Oh....I didn't see where judazz already told him


----------



## ProdigalMarine (Jan 31, 2003)

...juda tells me a lot...he's my dad!














....gotta love my dad....DAD! i love-hate you!







...


----------



## piranha 13 (Feb 16, 2003)

do you love cough* hate* cough* all of your dads or just juda?


----------



## ProdigalMarine (Jan 31, 2003)

piranha 13 said:


> do you love cough* hate* cough* all of your dads or just juda?


 ...what'cha talkin about!







...what do you think i am, a dad-whore???? i only have two gay dads...juda and some guy name booboo!


----------



## piranha 13 (Feb 16, 2003)

then do you love cough* hate* cough* booboo?


----------



## Judazzz (Jan 13, 2003)

USMC*sPiKeY* said:


> piranha 13 said:
> 
> 
> > do you love cough* hate* cough* all of your dads or just juda?
> ...


Who the f*ck is booboo?!?!?!?









God, I was drunk


----------



## marco (Jan 2, 2003)

ha ha


----------



## ProdigalMarine (Jan 31, 2003)

...hm...i don't know who booboo is, but i do remember he was a big black man that went by the name of delicious and/or booboo and that you two wanted a son, so you got me....


----------



## Judazzz (Jan 13, 2003)

The horror, the horror









I think I'm gonna be sick


----------



## ProdigalMarine (Jan 31, 2003)

...it's over isnt it, juda?







...the thread has officially gone to waste...look what karen and marco did! tsk tsk tsk


----------



## Judazzz (Jan 13, 2003)

Yeah, I'm about to report this thread to Xenon....

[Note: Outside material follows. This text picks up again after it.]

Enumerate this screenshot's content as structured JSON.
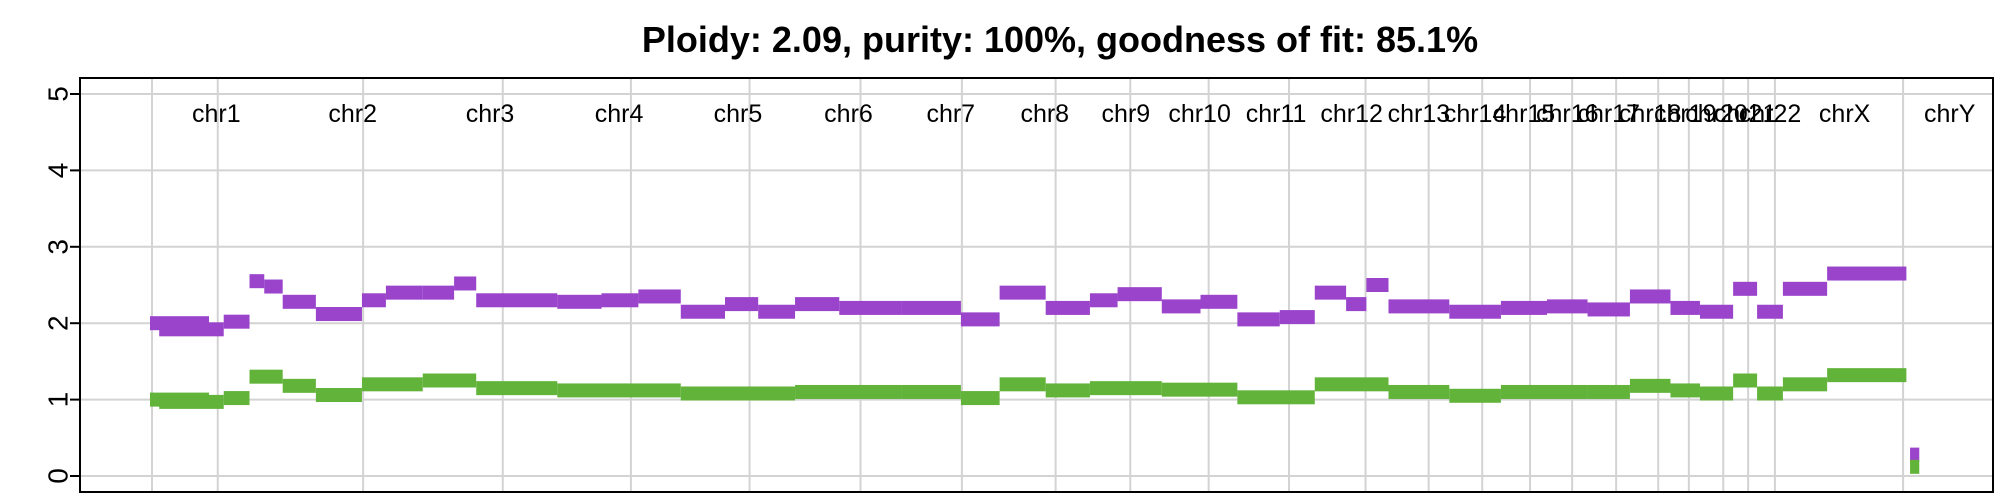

Damn kids today, no respect at all......


----------



## thePACK (Jan 3, 2003)

atari 2100.


----------



## piranha 13 (Feb 16, 2003)

god karen and marco now you're gonna get us all in trouble.


----------



## WebHostExpert (Jan 16, 2003)

Playstation 2 baby.


----------



## piranha 13 (Feb 16, 2003)

i guess ps2 is the most popular


----------



## Xenon (Nov 15, 2002)

Xbox will live forever!









closed.


----------